I am trying to read old messages from Kafka with a spark stream. However, I can only receive messages because they are sent in real time (that is, if I fill in new messages while my spark program is running, then I receive these messages).
I am changing my groupID and consumerID to make sure that zookeeper is not just not sending messages that I know my program saw earlier.
Assuming the spark sees the offset in the zookeeper as -1, should it not read all the old messages in the queue? I just donβt understand how to use the Kafkov queue? I am very new to sparks and kafka, so I cannot rule out that I just misunderstood something.

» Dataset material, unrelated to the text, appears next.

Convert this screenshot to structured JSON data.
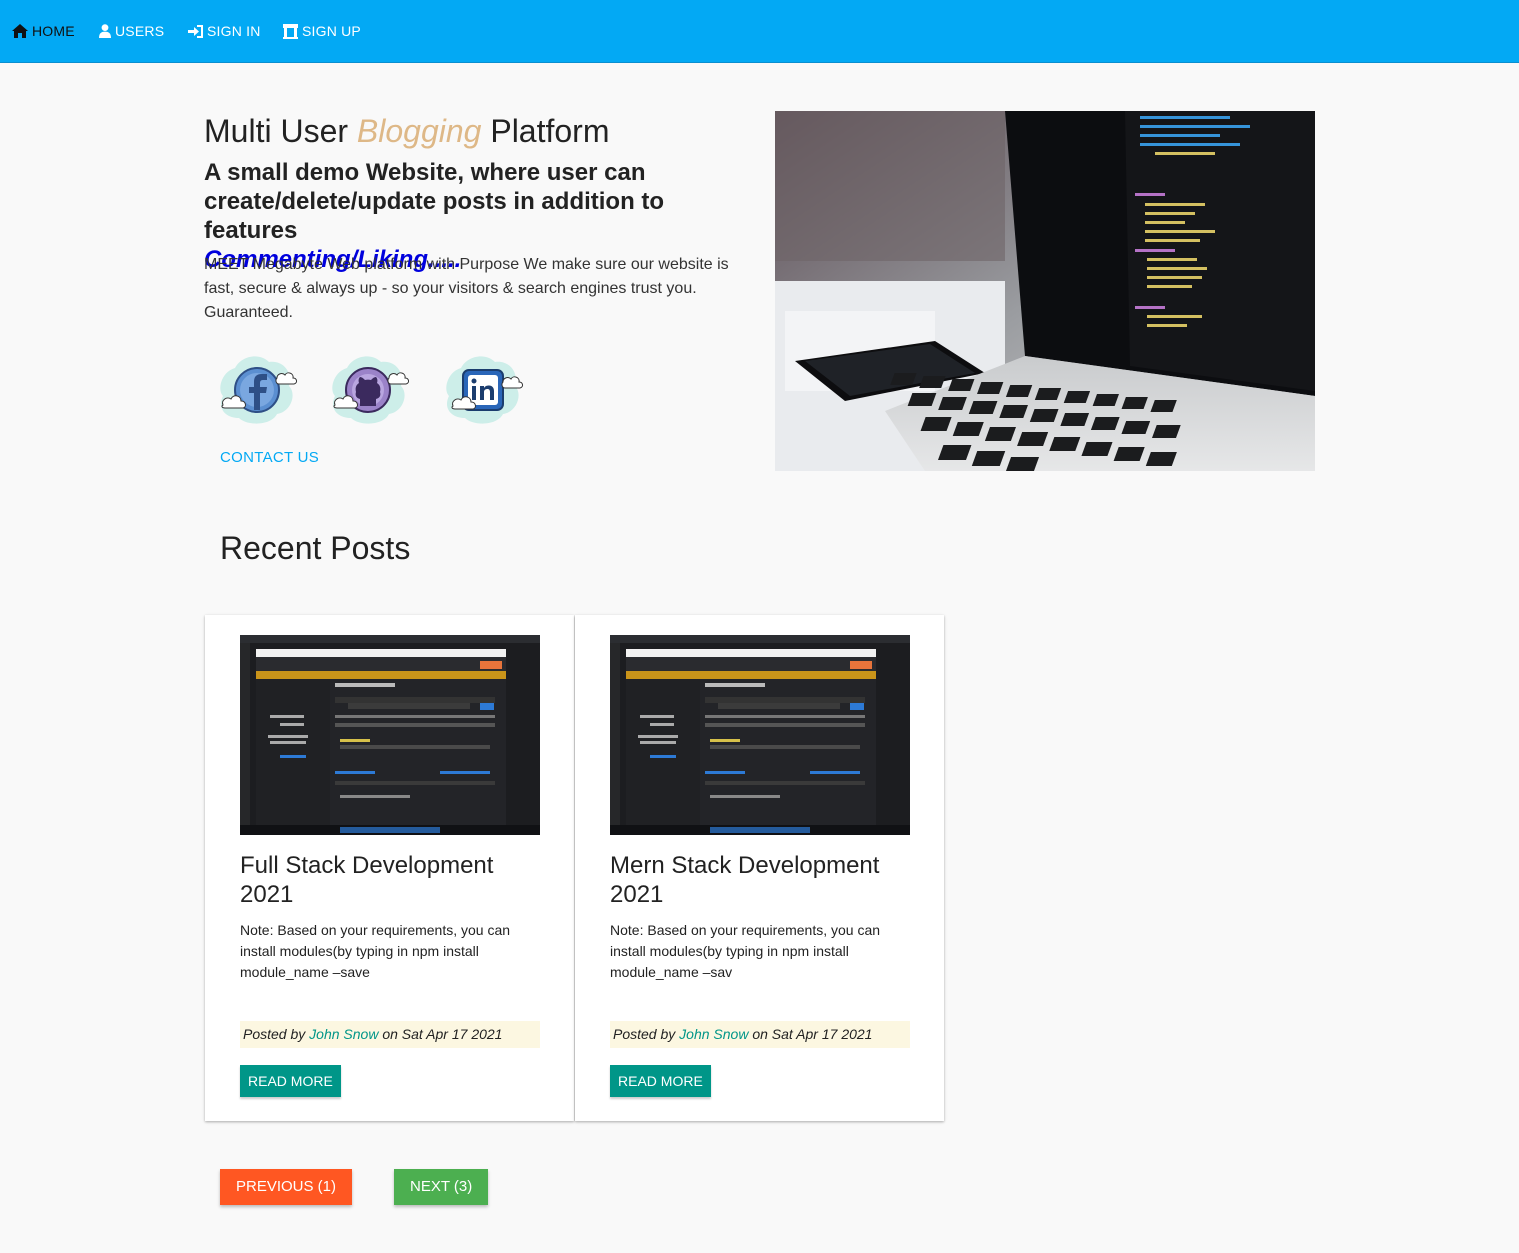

package com.kibblesandbits import org.apache.spark.SparkContext import org.apache.spark.streaming.{Seconds, StreamingContext} import org.apache.spark.streaming.kafka.KafkaUtils import net.liftweb.json._ object KafkaStreamingTest { val cfg = new ConfigLoader().load val zookeeperHost = cfg.zookeeper.host val zookeeperPort = cfg.zookeeper.port val zookeeper_kafka_chroot = cfg.zookeeper.kafka_chroot implicit val formats = DefaultFormats def parser(json: String): String = { return json } def main(args : Array[String]) { val zkQuorum = "test-spark02:9092" val group = "myGroup99" val topic = Map("testtopic" -> 1) val sparkContext = new SparkContext("local[3]", "KafkaConsumer1_New") val ssc = new StreamingContext(sparkContext, Seconds(3)) val json_stream = KafkaUtils.createStream(ssc, zkQuorum, group, topic) var gp = json_stream.map(_._2).map(parser) gp.saveAsTextFiles("/tmp/sparkstreaming/mytest", "json") ssc.start() }
When doing this, the following message appears. Therefore, I am sure that he does not just not see the message, because the offset is set.
14/12/05 13:34:08 INFO ConsumerFetcherManager: [ConsumerFetcherManager-1417808045047] Added collector for ArrayBuffer sections ([[testtopic, 0], initOffset -1 for broker id: 1, host: test-spark02.vpc, port: 9092], [[testtopic, 1], initOffset -1 for the broker I d: 1, host: test-spark02.vpc, port: 9092], [[testtopic, 2], initOffset -1 for the broker id: 1, host : test-spark02.vpc, port: 9092], [[testtopic, 3], initOffset -1 for broker ID: 1, host: test-spark02.vpc, port: 9092], [[testtopic, 4], initOffset - 1 for broker id: 1, host: test-spark02.vpc, port: 9092])
Then, if I fill out 1000 new messages, I can see these 1000 messages stored in my temporary directory. But I do not know how to read existing messages, which should indicate in (at the moment) tens of thousands.